Kempf’s addiction to racing took hold when he was still a teenager.

“I got all charged up about racing years ago. When I was 17-18, I had a ’68 F-100 with a Cleveland 351 and 4-speed. It would do 135-140 (mph). My mom said I needed to go to the race track instead. You can learn to drive pretty quick when you have red lights flashing in your mirror.”

Kempf also says he gets a little help from family, mainly Kempf Excavating. Auto Body & Glass (St. Anthony, Ind.) helps too; they’ve been painting his race cars since he was 18. And that’s a fairly long time considering Kempf has been racing for decades. In fact, his son, A.J., who is now 30, also raced in the Halloween 200 this year at Salem.

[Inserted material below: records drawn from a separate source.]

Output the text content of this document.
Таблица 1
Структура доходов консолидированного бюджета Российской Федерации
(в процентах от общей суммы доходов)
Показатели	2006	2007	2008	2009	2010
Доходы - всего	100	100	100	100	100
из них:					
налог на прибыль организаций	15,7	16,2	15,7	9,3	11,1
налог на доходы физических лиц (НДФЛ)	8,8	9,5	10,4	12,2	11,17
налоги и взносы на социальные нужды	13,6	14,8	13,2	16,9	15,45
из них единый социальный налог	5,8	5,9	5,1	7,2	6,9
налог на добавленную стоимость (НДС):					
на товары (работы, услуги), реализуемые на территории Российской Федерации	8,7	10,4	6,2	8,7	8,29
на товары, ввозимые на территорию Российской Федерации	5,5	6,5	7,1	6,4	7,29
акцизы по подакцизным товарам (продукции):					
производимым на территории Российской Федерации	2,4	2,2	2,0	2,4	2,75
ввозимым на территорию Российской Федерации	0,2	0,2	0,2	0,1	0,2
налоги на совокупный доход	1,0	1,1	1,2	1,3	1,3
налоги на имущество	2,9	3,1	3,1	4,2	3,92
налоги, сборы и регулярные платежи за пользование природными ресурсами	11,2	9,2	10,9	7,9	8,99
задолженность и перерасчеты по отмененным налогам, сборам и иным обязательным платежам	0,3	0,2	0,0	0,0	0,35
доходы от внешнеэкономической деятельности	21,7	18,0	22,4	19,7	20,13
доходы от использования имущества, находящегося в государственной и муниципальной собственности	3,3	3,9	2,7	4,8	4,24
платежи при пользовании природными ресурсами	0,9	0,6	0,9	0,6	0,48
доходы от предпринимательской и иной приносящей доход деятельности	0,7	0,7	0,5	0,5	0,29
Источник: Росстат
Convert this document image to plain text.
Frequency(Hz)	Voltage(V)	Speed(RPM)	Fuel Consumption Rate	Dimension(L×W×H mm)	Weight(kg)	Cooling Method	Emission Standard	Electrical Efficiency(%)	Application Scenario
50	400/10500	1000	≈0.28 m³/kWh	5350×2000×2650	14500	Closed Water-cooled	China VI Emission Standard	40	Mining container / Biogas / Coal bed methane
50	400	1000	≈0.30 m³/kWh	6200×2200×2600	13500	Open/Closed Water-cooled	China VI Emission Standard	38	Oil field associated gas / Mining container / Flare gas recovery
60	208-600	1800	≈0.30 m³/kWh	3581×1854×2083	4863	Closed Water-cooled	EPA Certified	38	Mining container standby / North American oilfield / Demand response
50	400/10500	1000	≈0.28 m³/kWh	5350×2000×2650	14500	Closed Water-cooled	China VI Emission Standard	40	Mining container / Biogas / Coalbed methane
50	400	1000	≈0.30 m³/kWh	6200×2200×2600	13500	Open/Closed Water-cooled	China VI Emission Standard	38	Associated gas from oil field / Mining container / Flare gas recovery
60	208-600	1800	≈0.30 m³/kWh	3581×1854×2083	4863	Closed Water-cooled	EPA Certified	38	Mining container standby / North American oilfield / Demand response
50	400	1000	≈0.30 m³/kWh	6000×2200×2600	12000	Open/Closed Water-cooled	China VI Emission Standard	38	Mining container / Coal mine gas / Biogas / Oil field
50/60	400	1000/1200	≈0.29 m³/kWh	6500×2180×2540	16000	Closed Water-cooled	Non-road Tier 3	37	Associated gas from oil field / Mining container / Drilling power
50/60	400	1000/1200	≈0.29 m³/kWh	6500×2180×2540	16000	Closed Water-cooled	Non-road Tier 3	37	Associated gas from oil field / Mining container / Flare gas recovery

His daughter Andi is 22.

“I can’t tell you how old I am. Pretty old…let’s go with that.”

Kempf also gets a little help from Hank’s Sign Shop out of Ferdinand, Indiana and from Jones Engineering of Washington, Ind., which helps out on the motor side. There is also a sizeable mob of volunteers who help out at the track, including his brother Kurt Kempf, friends Noll Staff, Travis Kern and whoever else chooses to show up. But, make no mistake about it; nothing happens on race day without Todd Kempf’s long hours in the race shop, which doubles as his garage next to his house.

“I do just about everything on the car. I guess you could say I’m the crew chief and head mechanic. That way I can blame myself when things don’t go right. I do everything except build the transmissions, and I wish I could do that.”

Kempf also added how fortunate he is to have the support of his fiancé, Cynthia.

“She knew what she was getting into; that don’t make it easy. I feel pretty lucky to have her support.”

Kempf also understands that to win races at Salem – he won three of the first four this season – he’s got to come prepared, hence the long hours in the garage.

“It’s real competitive. That class (Great American Stocks) has really tightened up. If you don’t qualify within 2/10ths of the pole, you’re way in the back.”

It also helps to understand the track as well as he does. He’s been going in circles at Salem for nearly 30 years.

“If my car’s good, I can take it to the front. If it’s not handling, then you have to search around on the track. It’s just a neat place to run…a lot of history, a lot of competition. If you can get to the front, you just drive the wheels off ‘em. We still get lucky and win a few.”

It’s been more than a few actually. In addition to his championships, the veteran racer has 37 career wins at Salem alone and another victory at Bristol (Tenn.) Motor Speedway back in 2008. He also won the two biggest races in the Lucas Oil Great American Stocks division at Salem, the Firecracker 200 in 2001 and the Halloween 200 in 2013.

Kempf also knows that, despite his impressive career, his days of driving are numbered.

“I’m starting to focus more on my boy getting in a better car, so he can start running up front. It’s a lot to keep two cars going.”

As if Kempf doesn’t have enough laps around the grand ole speedway, he went back for more testing this past Tuesday.

“We wrecked pretty bad at the Halloween race, so we tested the back-up car. It’s the best this car has handled in a long time. We’re not sure how bad the primary car is. It needs a new body…maybe a front clip.”

Despite the wreck, Kempf still finished on the lead lap.

“During the red flag, I jumped out and changed the left-front tie-rod assembly. Someone else put two tires on it. Someone else put gas in it. The car was so fast, so I was disappointed in that wreck. We still finished eighth.”